Abstract
Inflammation is an integral part of the immune system’s defence against injury or infection. However, uncontrolled inflammation can contribute to the pathophysiology of many diseases, including sepsis. Despite advances in care, sepsis remains a global health problem and a leading cause of death in clinical and veterinary practice. Currently, the only treatment for sepsis is antibiotic therapy. However, while this treatment may eliminate the pre-sepsis infection, it does not reverse the systemic inflammation or its sequelae. Therefore, it is crucial to understand the mediators, pathways and cells governing the underlying mechanisms of sepsis in order to identify novel targets for therapeutic interventions.
Hydrogen sulfide (H2S) is an inflammatory mediator that has been implicated in the pathogenesis of sepsis. H2S is produced endogenously by the enzymatic activity of cystathionine γ-lyase (CSE), cystathionine β-synthetase (CBS) and 3-mercaptopyruvate sulfurtransferase (3-MST). Alternatively, H2S can also be produced exogenously by H2S-donor compounds. Both endogenous and exogenous H2S have been reported to elicit both pro-inflammatory and anti-inflammatory effects in numerous disease conditions. Therefore, this study investigated the role of H2S in the modulation of the inflammatory response in macrophages and liver sinusoidal endothelial cells (LSECs). Additionally, this study also explored the effect of H2S in feline sepsis to improve veterinary medicine.
Results showed that RAW264.7 macrophages produce H2S and proinflammatory cytokines (namely interleukin-1 beta (IL-1β), interleukin-6 (IL-6) and tumour necrosis factor-alpha (TNF-α)) in response to lipopolysaccharide (LPS) stimulation. However, H2S may not be predominantly exerting an inflammatory response via the src-family of tyrosine kinases (SFKs), a vital signalling network in cytokine production and the development of an inflammatory response.
SK-Hep1 cells, a cell line of liver endothelial origin, were used to study the functional changes of LSECs in inflammation. While we found that SK-Hep1 cells express the CSE gene which implies that they may produce hydrogen sulfide, we also found that these cells do not respond to LPS. Therefore, we were unable to use LPS to establish endotoxin-induced inflammation in SK-Hep1 cells. This implies that SK-Hep1 cells may not be a beneficial model to study the structural and functional changes that occur in LSECs during inflammation
Finally, as H2S has been suggested as a potential biomarker of sepsis in human clinical settings, its relevance in the veterinary setting was investigated, with the purpose of improving veterinary medicine. H2S was present in feline plasma. However, no difference was observed between circulatory levels of H2S in septic and non-septic cat patients. Therefore, H2S may not be a biomarker for inflammation in feline sepsis.
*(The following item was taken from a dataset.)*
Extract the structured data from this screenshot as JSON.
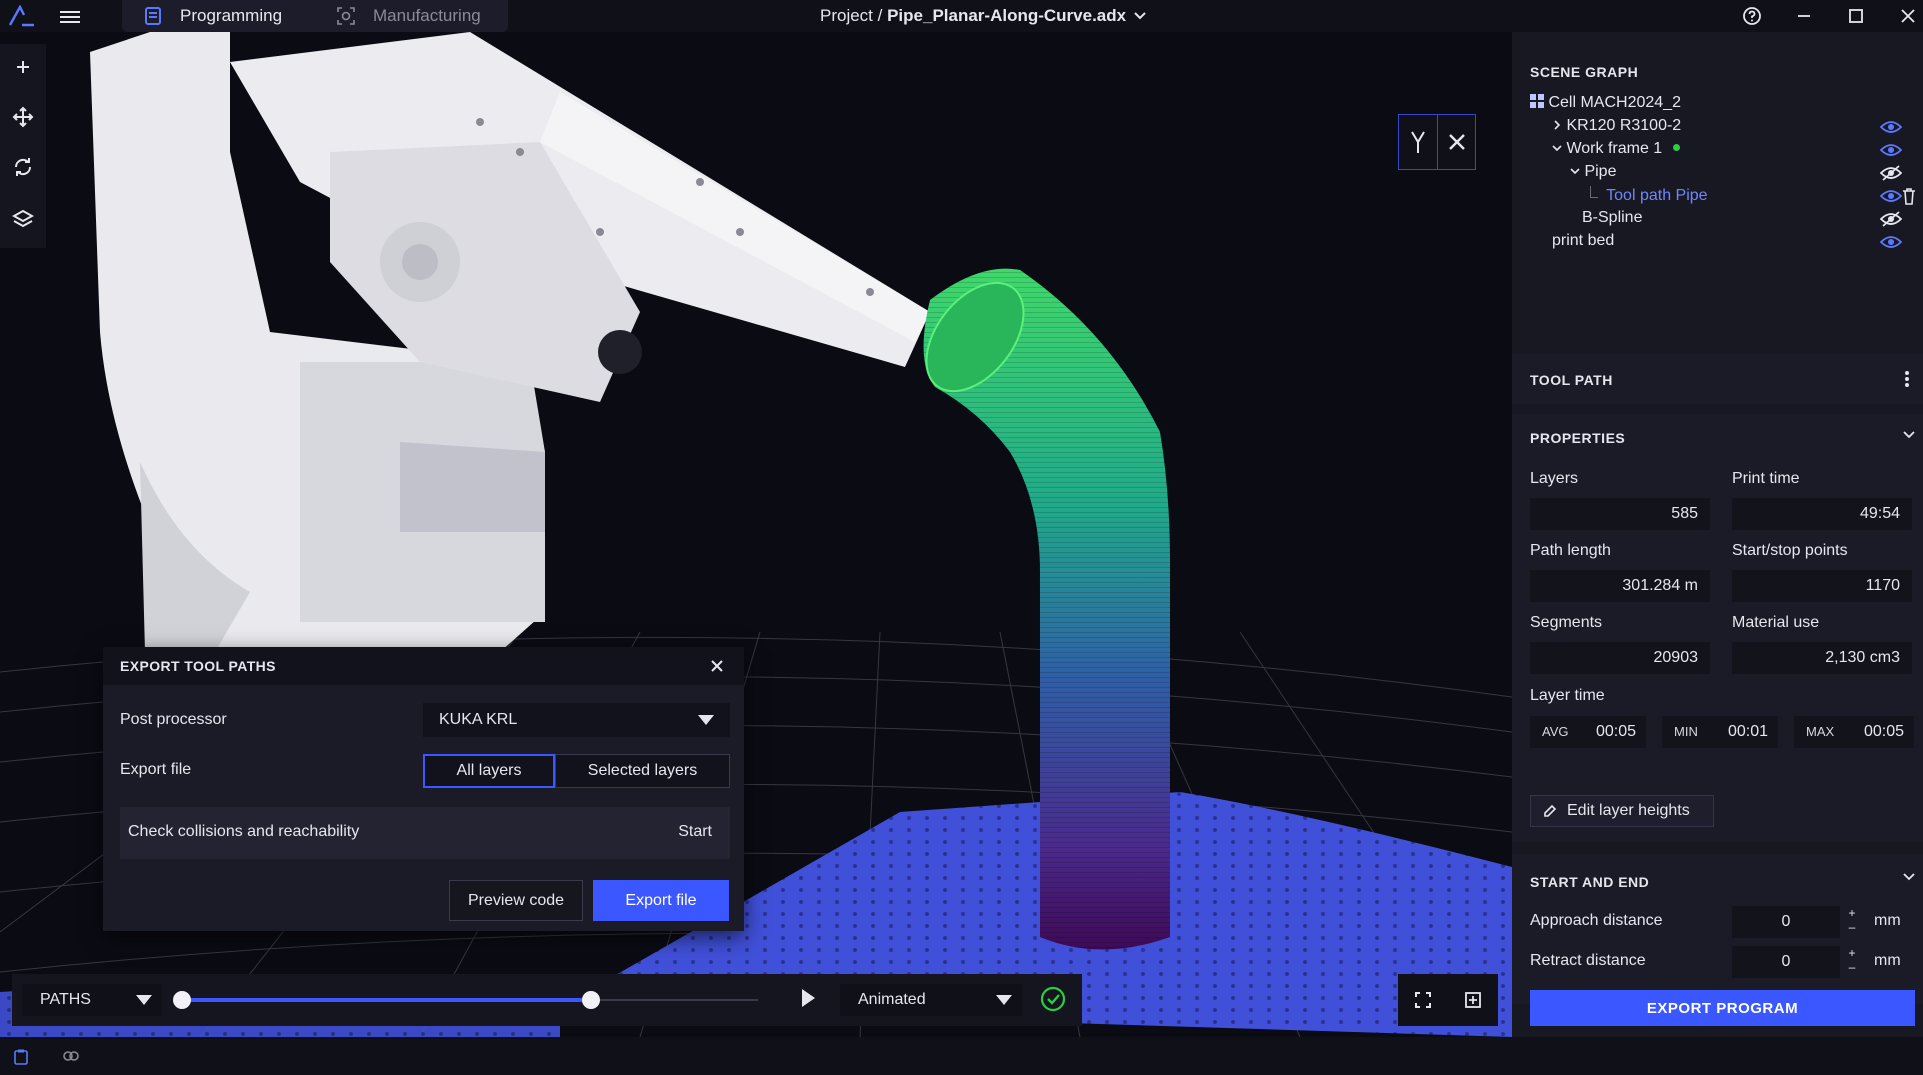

In conclusion, the results presented in this thesis demonstrate that H2S plays a key role in modulating inflammation in macrophages and provides information on why the SK-Hep1 cell line may not be a suitable model for the study of inflammation in LSECs in vitro. This thesis also shows the presence of H2S in feline plasma, although this may not have clinical significance in the inflammatory process of feline sepsis.